This blog has been up and running since July of 2008, and during that time I've worked to raise awareness of the taxonomy issue. Although I still intend to discuss some of the concepts and theories behind the use and usefullness of taxonomies, it is time to move the blog in a new direction. So, I'm still going to tell the odd joke and write the odd anecdote, but the focus of the blog is now going to turn toward practical implementation.

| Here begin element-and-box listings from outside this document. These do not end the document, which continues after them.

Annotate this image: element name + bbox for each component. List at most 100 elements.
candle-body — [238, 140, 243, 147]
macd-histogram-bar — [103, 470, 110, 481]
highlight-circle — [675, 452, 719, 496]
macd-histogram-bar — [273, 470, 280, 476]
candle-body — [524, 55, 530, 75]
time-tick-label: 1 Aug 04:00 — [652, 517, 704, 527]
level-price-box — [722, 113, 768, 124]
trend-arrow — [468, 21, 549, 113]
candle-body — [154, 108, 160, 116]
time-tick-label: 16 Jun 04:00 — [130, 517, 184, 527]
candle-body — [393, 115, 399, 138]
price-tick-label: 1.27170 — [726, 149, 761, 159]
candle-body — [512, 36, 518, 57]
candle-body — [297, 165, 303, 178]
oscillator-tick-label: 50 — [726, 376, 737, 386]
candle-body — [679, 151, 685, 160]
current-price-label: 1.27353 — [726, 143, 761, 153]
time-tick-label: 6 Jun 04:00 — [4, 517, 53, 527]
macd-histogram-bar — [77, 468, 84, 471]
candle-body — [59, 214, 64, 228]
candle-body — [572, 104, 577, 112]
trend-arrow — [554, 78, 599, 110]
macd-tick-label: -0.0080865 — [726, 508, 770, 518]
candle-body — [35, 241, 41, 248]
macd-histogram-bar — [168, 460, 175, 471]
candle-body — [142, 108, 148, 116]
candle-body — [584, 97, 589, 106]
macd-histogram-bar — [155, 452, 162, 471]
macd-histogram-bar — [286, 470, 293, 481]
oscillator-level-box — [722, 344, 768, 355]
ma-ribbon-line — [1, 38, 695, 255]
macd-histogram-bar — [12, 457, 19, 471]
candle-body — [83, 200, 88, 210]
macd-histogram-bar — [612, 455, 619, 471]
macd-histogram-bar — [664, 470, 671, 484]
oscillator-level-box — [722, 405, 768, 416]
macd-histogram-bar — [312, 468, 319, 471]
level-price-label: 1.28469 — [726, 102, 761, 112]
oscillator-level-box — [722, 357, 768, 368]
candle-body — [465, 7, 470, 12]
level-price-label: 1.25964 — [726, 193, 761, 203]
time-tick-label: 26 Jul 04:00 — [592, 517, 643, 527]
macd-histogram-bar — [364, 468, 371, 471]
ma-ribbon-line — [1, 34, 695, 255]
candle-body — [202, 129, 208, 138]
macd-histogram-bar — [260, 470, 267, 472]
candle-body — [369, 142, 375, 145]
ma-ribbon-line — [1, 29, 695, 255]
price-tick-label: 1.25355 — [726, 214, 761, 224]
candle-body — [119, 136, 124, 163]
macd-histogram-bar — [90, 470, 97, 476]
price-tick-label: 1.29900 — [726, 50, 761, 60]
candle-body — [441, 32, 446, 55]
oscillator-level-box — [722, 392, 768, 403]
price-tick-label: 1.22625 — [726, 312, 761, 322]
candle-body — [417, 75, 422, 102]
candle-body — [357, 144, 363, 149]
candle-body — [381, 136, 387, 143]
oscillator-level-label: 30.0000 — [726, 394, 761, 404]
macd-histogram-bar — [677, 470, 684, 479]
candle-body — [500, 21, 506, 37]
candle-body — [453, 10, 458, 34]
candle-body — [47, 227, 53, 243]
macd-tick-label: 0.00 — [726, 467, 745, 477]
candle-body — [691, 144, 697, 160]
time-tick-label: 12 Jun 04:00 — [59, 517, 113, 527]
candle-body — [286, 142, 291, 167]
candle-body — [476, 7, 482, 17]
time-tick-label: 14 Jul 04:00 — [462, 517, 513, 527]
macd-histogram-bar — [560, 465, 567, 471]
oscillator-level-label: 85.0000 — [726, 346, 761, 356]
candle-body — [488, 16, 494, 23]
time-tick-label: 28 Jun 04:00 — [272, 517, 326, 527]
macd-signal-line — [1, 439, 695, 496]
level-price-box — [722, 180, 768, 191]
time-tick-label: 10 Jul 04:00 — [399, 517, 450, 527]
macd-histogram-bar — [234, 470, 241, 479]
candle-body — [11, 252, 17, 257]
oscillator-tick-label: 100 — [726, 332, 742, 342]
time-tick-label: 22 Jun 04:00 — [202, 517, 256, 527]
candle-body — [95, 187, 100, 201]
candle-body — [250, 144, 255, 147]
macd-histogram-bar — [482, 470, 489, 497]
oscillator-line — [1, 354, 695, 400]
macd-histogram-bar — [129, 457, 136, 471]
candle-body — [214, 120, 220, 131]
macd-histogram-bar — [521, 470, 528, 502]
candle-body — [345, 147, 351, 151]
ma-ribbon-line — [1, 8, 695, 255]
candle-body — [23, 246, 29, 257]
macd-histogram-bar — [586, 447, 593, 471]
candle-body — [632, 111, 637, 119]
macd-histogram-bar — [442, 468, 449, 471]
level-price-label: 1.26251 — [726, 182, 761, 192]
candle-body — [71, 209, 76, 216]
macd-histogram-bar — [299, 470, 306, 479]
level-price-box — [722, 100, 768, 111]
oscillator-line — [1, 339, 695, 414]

I'm going to begin exploring practical taxonomy application. My efforts will include, but not be limited to:
- Evaluating taxonomy tools provided by various vendors in the world right now. What do these tools actually do? Are they useful? What is the scope of their taxonomy service and application?
- Evaluating vendors of "canned" taxonomy lists and files.
- Providing insight into the benchmarks and standards that guide taxonomy providers.
- Listing potenitial taxonomy consulting and contracting firms (in case you need to hire a small army of librarians to come in and help you develop a unique taxonomy)
- Discussion of methods for integrating taxonomy management into your governance planning.
- Tips on building taxonomy and governance management into your project planning processes.
- Project initiation methods for taxonomy-dependent projects.
I've also received a great deal of encouragement lately to write and publish a simple and straightforward cookbook for planning, building and implementing taxonomy-related technologies and projects. In other words, a book with sample taxonomies for different types of organizations, organizational change methods, project management methods, sample governance plans and strategies and so on.
I will do the book by hook or by crook. Please note that the taxonomy and governance planning I'm talking about is frankly not the same governance and taxonomy planning everyone else is talking about. Historically governance planning in IT has meant configuration information, deployment, recovery, lifecycle planning and a host of other topics knit together into a coherent plan. The governance planning I'm talking about has more to do with organizational and business strategy. I pose the question, "if you really could bake your business policies and strategies into the DNA of every single superfolder (library) in your computing environment, what would you want those policies and strategies (behaviors) to look like?"
In other words, how do you turn SharePoint from a pseudo 'network drive' into an efficient strategic resource for your corporation? This is the question my blog seeks to solve.